A Multi-Objective Optimization Framework for IoT-Enabled Medical Waste Collection in Home-Based Chronic Care
摘要
The rise in home-based care for chronic illnesses such as diabetes, cancer, and renal disease has led to a significant increase in hazardous medical waste generated outside clinical facilities. Sharps (e.g., syringes, lancets) and glass medication containers pose serious environmental and health risks when improperly managed, while existing collection systems remain inadequate in decentralized settings. This paper proposes a smart and scalable framework for managing home-generated hazardous medical waste, integrating IoT-enabled smart bins with real-time monitoring and an alert mechanism activated at 80% capacity to optimize collection timing.
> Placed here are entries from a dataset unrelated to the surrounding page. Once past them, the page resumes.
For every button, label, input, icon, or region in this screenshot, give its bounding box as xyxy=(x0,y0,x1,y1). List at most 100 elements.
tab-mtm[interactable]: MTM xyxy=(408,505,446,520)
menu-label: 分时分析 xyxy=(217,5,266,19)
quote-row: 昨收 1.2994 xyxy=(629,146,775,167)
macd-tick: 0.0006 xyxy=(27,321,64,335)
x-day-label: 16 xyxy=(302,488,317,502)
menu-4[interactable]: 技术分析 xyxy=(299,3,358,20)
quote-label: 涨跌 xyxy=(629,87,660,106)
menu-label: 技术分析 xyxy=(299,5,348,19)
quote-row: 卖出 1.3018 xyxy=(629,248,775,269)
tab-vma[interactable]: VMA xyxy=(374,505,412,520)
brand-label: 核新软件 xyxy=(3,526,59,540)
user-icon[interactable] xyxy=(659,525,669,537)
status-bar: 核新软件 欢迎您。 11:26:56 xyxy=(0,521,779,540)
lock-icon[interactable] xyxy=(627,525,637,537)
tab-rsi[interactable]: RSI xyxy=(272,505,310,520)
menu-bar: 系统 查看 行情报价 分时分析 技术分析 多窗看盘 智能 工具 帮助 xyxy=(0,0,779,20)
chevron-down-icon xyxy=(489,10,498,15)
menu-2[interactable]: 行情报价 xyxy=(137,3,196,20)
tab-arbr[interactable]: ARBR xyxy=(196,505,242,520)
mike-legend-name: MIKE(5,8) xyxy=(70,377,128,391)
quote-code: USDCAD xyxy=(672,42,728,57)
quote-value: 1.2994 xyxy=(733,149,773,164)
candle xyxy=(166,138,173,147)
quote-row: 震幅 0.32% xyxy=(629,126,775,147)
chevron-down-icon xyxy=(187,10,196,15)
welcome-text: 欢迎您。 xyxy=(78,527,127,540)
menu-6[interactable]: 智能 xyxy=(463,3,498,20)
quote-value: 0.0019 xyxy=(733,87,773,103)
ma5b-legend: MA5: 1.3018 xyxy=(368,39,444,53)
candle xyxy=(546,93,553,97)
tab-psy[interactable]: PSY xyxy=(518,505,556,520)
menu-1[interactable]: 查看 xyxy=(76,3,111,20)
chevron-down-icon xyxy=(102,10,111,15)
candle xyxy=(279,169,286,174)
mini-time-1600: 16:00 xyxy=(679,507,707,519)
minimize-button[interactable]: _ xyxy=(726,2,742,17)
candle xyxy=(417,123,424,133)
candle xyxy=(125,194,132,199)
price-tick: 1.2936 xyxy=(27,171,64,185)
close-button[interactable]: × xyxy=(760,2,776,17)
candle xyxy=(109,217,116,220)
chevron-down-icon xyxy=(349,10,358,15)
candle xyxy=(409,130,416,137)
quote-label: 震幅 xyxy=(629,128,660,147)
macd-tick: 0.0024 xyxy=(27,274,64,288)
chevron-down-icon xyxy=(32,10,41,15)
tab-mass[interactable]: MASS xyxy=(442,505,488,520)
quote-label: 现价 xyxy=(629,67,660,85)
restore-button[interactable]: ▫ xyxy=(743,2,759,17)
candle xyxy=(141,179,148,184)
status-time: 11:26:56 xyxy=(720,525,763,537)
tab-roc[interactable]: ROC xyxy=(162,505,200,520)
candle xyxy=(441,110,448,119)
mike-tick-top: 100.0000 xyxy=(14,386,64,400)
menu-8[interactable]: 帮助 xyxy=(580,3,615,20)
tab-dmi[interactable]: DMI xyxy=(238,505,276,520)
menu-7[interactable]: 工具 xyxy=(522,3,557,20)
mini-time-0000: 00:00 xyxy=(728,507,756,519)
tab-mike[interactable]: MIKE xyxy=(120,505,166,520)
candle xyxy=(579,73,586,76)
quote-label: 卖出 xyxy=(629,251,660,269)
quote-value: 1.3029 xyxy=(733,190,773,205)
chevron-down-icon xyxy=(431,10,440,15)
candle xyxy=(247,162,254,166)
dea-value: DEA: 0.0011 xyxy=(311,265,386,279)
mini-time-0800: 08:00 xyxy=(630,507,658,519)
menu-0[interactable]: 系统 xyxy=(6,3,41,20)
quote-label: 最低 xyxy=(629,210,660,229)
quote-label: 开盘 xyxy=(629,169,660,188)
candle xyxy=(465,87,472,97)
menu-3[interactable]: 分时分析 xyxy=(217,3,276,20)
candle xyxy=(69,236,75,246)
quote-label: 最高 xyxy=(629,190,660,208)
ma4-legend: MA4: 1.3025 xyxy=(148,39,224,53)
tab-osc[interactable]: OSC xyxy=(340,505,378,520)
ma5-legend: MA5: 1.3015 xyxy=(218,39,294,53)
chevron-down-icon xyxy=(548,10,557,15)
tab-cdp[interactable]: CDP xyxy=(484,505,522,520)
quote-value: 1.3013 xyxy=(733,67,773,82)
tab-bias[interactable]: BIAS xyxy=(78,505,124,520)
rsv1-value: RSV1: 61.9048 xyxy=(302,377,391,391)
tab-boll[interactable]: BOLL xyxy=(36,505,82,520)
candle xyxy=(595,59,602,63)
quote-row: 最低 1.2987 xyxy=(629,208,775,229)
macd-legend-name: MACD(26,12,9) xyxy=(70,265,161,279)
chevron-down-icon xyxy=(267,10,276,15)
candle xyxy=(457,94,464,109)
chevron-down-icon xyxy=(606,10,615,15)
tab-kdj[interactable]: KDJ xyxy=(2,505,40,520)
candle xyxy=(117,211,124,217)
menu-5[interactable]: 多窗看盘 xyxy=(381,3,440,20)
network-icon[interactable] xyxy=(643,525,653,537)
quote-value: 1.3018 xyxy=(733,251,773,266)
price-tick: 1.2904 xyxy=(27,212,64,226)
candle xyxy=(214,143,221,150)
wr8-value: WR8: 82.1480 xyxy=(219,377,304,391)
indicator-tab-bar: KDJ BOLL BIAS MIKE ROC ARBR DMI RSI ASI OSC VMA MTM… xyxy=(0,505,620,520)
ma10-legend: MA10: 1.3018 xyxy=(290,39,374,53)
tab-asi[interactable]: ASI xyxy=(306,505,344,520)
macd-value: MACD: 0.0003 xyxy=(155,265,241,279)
A dynamic multi-objective optimization model is developed for waste bin allocation and vehicle routing and solved using the hybrid NSGA-II algorithm, representing one of the first applications of a dynamic VRP–NSGA-II approach in this context, enabling adaptive routing based on time-dependent waste readiness. The system is evaluated using simulated data under realistic urban conditions, where the proposed hybrid approach demonstrates improved performance compared to baseline methods in terms of cost, travel time, and environmental impact. In addition, a lightweight reward mechanism is introduced to encourage patient and caregiver participation. The results provide a practical foundation for sustainable home-based medical waste management and support decision-making for municipalities and health authorities.